The Buffalo mayor's race this year is more talked about than most. No incumbent is running for the first time since 1993. The candidates in the Nov. 8 election have already debated and will some more. The overall caliber of the two people running is high. A determined populist dressed like a Republican faces a huge uphill fight against a career politician poised to take City Hall with values true to his predecessor Democrats.
The anger and thirst for change among voters is likely at historic levels. So what are the crucial issues the candidates face -- gleaned from interviewing four of them -- and what should voters demand?
Leadership. The next mayor needs to be ashamed that a control board oversees "his city." He should be shocked if a relative or friend turns up on the city payroll and act quickly to change it. He needs to get outside City Hall, listen to the people -- and not just his supporters -- and respond with action. He must demonstrate confidence, passion and clear-eyed vision for making this city healthier. Most important, he must hire the best-possible people to administer this city. He can demonstrate that by firing some hold-over department heads -- from the Griffin administration. The captain of this Titanic needs to patch the holes, hire a professional crew and make the passengers safe and happy.
The new mayor will also need to be more effective getting changes in Albany. And he must recognize that the city has not done a capable job of garnering federal aid. Poorer states do far better in Washington because they've learned how to tap into this enormous source of money.
Economic, business and job development. The new mayor can't do this alone, but he can set the tone. He can recruit. He can work the phones. He can consolidate the alphabet soup of agencies working at cross-purposes to lure jobs. He can work with and through business leaders to entice their friends' and acquaintances' businesses here. (GEICO and Bass Pro came via that strategy). Between Nov. 9 and Dec. 31 he can develop and, in his first 100 days, like FDR during the Great Depression, execute a dramatic economic development plan.
Curtailing waste and spending. When Buffalo was a CEO city, it could budget and spend like one. But over the last 40 years, it shrunk to a retiree city and it needs to act like it lives on a fixed income. Because it does. Fewer people working longer hours is a reality for most Americans, whose productivity in the computer age is at historic highs. It should be in City Hall too. A city that lives from handout to handout can't expect filet mignon heath care, salaries or employment levels. In 2005, Buffalo paid $51 million for health insurance and $26 million for pensions. That's more than $75 million (and growing) paid for no direct taxpayer benefit. Does it make sense that residents who can't afford top-shelf benefits for themselves must pay for them for city workers?
The mayor can lead by example, fighting to reduce such "fixed" costs -- like paying $31 million in principal and interest on its accumulated debt in 2005. Create a lean, 21st century operation at City Hall. The Police Department showed it could do better with five districts than 15 precincts. One-officer patrol cars proved more effective than two. This mayor must demonstrate concerted effort to cut expenses, and do so in ways that show he's not wedded to the past and patronage.

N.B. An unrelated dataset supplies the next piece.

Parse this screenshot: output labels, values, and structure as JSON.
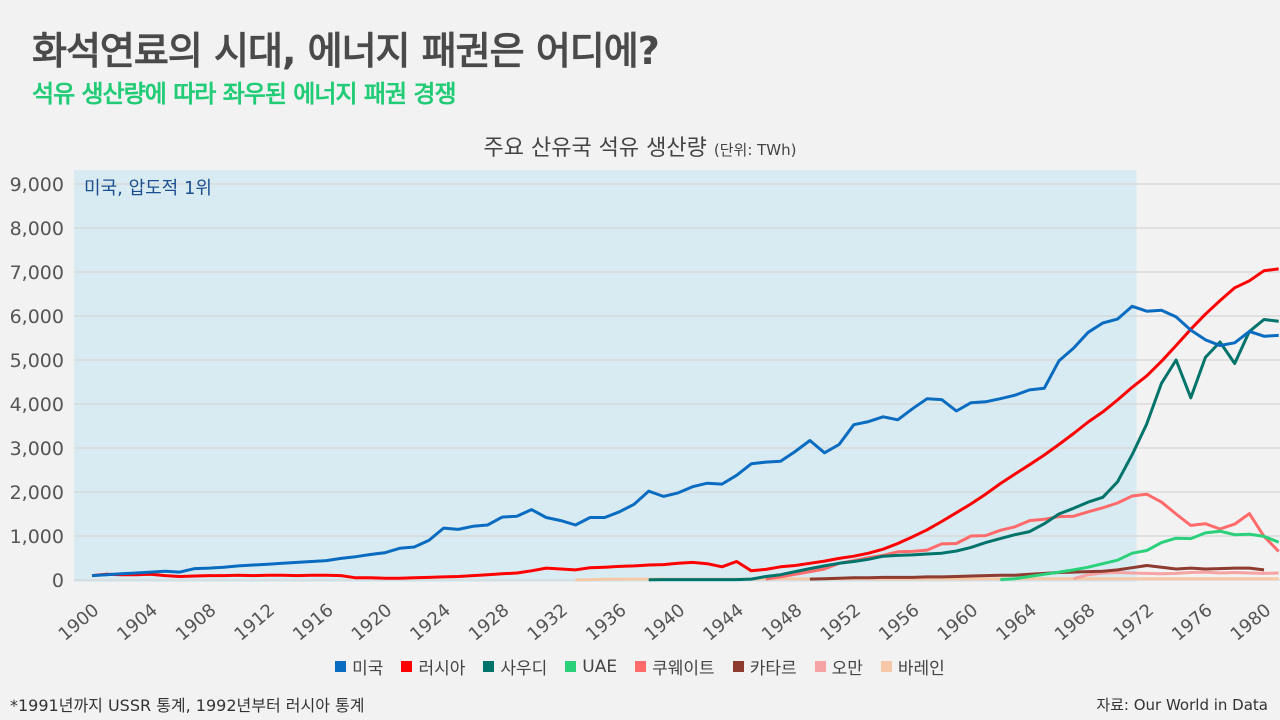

Realistic union contracts. While city management wakes up and does with less, so too must city unions. This mayor needs to entice municipal unions back to the table to reopen contracts. The blue-collar and fire unions continue to work under expired agreements. That provides opportunities. Progressive deals with regressive union leaders are possible. Spending hundreds of millions of dollars on a school system that fails to educate thousands of its students cannot be tolerated. An arbitration ruling already determined that fire contracts no longer must match police contracts just because they always did; this is the sort of challenge the new mayor needs to make and win. He should push labor contracts to the limit and find innovations in the face of PERB, the Taylor Law and labor-aligned arbitrators. City Hall deserves flexibility to consolidate and devise new ways to deliver better services. Many of the needed changes have to go through Albany, but a lot can be achieved at the bargaining table, if both sides develop respect and keep the city's future and its taxpayers foremost in their thinking.
Raising Buffalo's opinion of itself. This is an intangible, and related to dramatically improved leadership. But a better attitude helps, even if this election is still all about economic improvement, stupid. Sports success and blizzards show we can come together. Charitable giving and neighborly support demonstrate daily how good a place this is to live. Would you rather be in Miami or New Orleans, where hurricanes destroy lives? Would you rather live in San Francisco, where modest homes on OK streets go for $1 million and up?
Lighten up. There's progress on the waterfront. A Niagara River bridge will be built. UB has a new president who's looking beyond Amherst. Private money is flowing into downtown apartments and condos. A shake-up is coming in the surplus of regional medical facilities. Elmwood Avenue, Chippewa Street and Hertel Avenue are alive and vibrant, and Jefferson Avenue is improving. Buffalo's problems are really not any bigger than any other city's, they're just ours. The key is how we solve them. The new mayor has to do more than cheerlead, he needs to shock and awe the city with the effectiveness of his vision, leadership and action.